Merle looked back over her shoulder at the messenger in the midst of the flames. “Look at him! And now don't give me wise sayings, like ‘You shouldn't judge a person by his looks'! He isn't even a human being!”

“I am not one either.”

Staggering, Merle reached the door of the Campanile. It was standing open. “Listen,” she gasped, exhausted, “I don't want to insult you, but Hell—” She broke off, shaking her head. “Perhaps you really aren't human enough to understand about that.”

With that she gave herself a shake and entered the tower.

Serafin could have seen Merle running on the other side of the piazza, but his eyes were firmly fixed on the messenger—and on the ever-increasing crowd of soldiers gathering in front of him.

The part of the Piazza San Marco directly in front of the basilica was now also filled with people who had hurried there from everywhere to see what was going on. Some might already have heard that a messenger from Hell had appeared, but probably they hadn't believed it. Now they could see the truth with their own eyes.

Serafin kept fighting the urge to just run away.

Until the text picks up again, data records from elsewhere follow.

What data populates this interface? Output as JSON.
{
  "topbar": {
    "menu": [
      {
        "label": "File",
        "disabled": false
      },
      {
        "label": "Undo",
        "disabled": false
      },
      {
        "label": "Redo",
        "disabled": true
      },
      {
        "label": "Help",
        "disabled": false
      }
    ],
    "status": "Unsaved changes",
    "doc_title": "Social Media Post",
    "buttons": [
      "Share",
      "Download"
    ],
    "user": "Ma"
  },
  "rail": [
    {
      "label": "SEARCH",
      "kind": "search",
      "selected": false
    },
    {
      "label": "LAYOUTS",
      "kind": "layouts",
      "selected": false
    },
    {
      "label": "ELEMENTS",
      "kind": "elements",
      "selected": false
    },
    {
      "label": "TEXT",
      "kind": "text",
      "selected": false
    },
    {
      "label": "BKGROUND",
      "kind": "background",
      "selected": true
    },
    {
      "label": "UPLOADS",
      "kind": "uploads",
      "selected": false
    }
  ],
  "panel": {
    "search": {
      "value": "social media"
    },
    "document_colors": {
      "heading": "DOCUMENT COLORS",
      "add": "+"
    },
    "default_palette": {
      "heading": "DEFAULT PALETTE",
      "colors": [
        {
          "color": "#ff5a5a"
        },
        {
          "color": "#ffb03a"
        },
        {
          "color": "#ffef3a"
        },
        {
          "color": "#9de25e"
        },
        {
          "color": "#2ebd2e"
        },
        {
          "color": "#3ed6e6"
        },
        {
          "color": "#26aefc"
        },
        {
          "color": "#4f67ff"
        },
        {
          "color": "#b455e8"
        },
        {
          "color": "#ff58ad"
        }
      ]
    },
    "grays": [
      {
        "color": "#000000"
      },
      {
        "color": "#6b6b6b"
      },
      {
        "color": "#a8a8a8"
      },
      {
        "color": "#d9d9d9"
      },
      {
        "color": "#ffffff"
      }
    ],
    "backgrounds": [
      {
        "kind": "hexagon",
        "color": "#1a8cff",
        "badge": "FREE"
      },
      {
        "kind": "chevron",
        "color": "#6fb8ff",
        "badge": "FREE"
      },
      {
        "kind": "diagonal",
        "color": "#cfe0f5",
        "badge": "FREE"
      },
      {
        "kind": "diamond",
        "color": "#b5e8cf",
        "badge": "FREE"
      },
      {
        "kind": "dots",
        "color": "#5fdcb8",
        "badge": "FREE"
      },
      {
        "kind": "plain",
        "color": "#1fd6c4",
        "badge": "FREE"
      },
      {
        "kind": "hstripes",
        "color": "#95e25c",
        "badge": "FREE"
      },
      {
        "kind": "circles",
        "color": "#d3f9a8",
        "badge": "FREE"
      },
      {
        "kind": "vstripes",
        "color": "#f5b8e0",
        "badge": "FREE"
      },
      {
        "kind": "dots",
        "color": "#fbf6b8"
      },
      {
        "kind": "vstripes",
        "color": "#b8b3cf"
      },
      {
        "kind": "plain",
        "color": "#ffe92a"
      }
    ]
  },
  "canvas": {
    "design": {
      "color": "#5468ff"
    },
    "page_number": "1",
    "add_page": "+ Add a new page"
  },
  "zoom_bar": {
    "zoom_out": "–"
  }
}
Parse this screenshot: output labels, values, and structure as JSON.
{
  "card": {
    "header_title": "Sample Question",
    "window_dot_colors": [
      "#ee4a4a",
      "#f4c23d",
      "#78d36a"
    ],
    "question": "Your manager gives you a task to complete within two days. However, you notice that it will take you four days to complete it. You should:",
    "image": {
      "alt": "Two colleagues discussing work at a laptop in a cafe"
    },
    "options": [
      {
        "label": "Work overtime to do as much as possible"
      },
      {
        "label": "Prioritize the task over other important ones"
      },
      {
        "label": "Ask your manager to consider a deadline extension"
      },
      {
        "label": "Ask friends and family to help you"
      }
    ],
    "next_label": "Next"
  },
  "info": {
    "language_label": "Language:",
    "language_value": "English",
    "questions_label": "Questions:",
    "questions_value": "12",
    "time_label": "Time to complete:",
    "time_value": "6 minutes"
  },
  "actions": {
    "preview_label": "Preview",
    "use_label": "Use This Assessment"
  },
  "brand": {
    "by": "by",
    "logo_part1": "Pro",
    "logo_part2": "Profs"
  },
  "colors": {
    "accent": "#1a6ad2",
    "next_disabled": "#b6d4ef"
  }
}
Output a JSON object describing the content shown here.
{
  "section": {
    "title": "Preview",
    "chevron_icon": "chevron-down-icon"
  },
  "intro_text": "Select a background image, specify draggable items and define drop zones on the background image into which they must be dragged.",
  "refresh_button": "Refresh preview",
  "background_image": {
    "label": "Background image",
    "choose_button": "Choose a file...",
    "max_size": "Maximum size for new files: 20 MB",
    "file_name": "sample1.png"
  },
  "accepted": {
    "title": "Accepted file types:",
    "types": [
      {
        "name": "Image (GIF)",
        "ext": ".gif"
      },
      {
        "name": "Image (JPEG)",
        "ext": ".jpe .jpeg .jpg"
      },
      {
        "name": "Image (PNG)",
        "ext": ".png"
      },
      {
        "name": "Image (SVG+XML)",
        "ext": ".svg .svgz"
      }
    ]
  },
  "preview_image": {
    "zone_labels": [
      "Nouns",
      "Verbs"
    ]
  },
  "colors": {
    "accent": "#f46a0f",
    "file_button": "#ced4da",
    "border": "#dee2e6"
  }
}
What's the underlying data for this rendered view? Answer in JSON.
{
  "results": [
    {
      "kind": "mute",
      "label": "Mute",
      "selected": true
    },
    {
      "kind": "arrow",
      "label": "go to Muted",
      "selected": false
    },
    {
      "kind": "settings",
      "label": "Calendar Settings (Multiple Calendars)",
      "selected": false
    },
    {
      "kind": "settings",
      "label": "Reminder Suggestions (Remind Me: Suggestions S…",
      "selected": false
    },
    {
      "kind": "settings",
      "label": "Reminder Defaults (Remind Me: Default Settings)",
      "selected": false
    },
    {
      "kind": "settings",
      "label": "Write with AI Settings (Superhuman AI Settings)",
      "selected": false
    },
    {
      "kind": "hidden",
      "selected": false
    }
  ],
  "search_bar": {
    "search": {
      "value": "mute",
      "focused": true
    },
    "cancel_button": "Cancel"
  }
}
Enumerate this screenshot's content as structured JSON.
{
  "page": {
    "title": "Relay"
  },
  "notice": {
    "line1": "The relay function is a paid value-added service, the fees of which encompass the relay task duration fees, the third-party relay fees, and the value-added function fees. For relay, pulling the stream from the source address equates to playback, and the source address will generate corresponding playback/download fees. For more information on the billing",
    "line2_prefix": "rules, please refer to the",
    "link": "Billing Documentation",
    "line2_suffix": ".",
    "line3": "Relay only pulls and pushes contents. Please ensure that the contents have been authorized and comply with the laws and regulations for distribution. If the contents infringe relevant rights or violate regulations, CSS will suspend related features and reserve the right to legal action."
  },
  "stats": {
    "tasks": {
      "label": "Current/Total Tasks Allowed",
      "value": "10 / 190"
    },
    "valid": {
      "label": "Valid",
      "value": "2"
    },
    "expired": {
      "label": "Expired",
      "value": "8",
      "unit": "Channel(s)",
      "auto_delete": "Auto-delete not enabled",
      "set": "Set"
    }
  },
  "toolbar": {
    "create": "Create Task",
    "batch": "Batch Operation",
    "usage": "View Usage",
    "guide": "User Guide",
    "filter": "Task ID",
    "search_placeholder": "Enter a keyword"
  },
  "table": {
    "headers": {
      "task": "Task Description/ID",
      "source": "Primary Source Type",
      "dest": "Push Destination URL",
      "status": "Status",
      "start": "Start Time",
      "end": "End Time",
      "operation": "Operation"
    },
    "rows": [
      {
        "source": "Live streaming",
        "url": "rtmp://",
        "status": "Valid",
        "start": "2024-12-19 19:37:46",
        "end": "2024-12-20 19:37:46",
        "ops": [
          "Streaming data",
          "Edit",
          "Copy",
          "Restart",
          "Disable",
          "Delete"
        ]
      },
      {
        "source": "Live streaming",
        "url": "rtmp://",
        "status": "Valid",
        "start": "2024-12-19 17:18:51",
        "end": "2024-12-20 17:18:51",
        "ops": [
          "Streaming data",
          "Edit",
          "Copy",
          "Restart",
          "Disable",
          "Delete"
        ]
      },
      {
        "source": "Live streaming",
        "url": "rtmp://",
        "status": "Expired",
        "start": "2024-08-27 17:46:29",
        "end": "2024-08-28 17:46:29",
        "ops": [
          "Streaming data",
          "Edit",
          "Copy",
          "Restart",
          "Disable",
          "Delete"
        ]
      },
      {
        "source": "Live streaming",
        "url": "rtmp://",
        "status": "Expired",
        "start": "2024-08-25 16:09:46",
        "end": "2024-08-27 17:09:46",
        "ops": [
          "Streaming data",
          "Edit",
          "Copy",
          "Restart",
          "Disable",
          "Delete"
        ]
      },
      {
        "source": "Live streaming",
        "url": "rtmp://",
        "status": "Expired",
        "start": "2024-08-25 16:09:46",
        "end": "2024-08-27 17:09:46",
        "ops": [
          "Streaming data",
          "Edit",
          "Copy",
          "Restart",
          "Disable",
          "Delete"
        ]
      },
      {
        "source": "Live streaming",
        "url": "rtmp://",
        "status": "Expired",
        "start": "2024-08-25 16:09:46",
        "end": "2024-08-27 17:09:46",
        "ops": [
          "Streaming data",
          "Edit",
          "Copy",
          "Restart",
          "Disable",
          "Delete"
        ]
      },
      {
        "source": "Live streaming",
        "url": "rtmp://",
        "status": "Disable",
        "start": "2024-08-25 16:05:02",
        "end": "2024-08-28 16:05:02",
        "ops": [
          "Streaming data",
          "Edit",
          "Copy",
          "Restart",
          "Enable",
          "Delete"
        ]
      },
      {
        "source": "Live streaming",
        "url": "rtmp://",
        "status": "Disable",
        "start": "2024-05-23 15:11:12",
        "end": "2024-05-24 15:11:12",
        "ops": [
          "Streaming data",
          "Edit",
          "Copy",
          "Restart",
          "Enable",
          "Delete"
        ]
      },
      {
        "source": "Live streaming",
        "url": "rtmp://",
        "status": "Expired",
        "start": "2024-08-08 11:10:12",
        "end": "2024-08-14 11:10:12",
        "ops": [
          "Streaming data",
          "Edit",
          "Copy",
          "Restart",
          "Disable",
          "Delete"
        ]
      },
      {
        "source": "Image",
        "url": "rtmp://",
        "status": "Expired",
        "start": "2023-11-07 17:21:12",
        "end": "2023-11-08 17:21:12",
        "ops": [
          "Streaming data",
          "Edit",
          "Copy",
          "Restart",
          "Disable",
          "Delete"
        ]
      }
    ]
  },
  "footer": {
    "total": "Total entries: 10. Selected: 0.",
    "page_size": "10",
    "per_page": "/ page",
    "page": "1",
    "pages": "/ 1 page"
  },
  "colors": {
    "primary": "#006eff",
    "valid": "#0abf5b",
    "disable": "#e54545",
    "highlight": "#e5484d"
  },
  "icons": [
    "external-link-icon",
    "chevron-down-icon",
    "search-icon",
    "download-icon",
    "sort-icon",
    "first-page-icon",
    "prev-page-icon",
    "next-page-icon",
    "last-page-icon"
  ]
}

He'd only escaped prison by a hair, and now with every minute he spent here, the danger increased that someone would recognize him and take him prisoner. It was dumb, so
dumb to hide here behind the flower tub while the Guard were looking for him!

But the soldiers had other concerns at the moment, and Serafin, too, pushed out of his mind the danger he was in. He must see with his own eyes how this matter ended, he must hear what the messenger had to say.

And now he caught sight of something else: Three men had come out of the palace. Three councillors in splendid robes. Purple, scarlet, and gold. The traitors. The councillor in gold ran up to the captain of the Guard and was talking excitedly to him.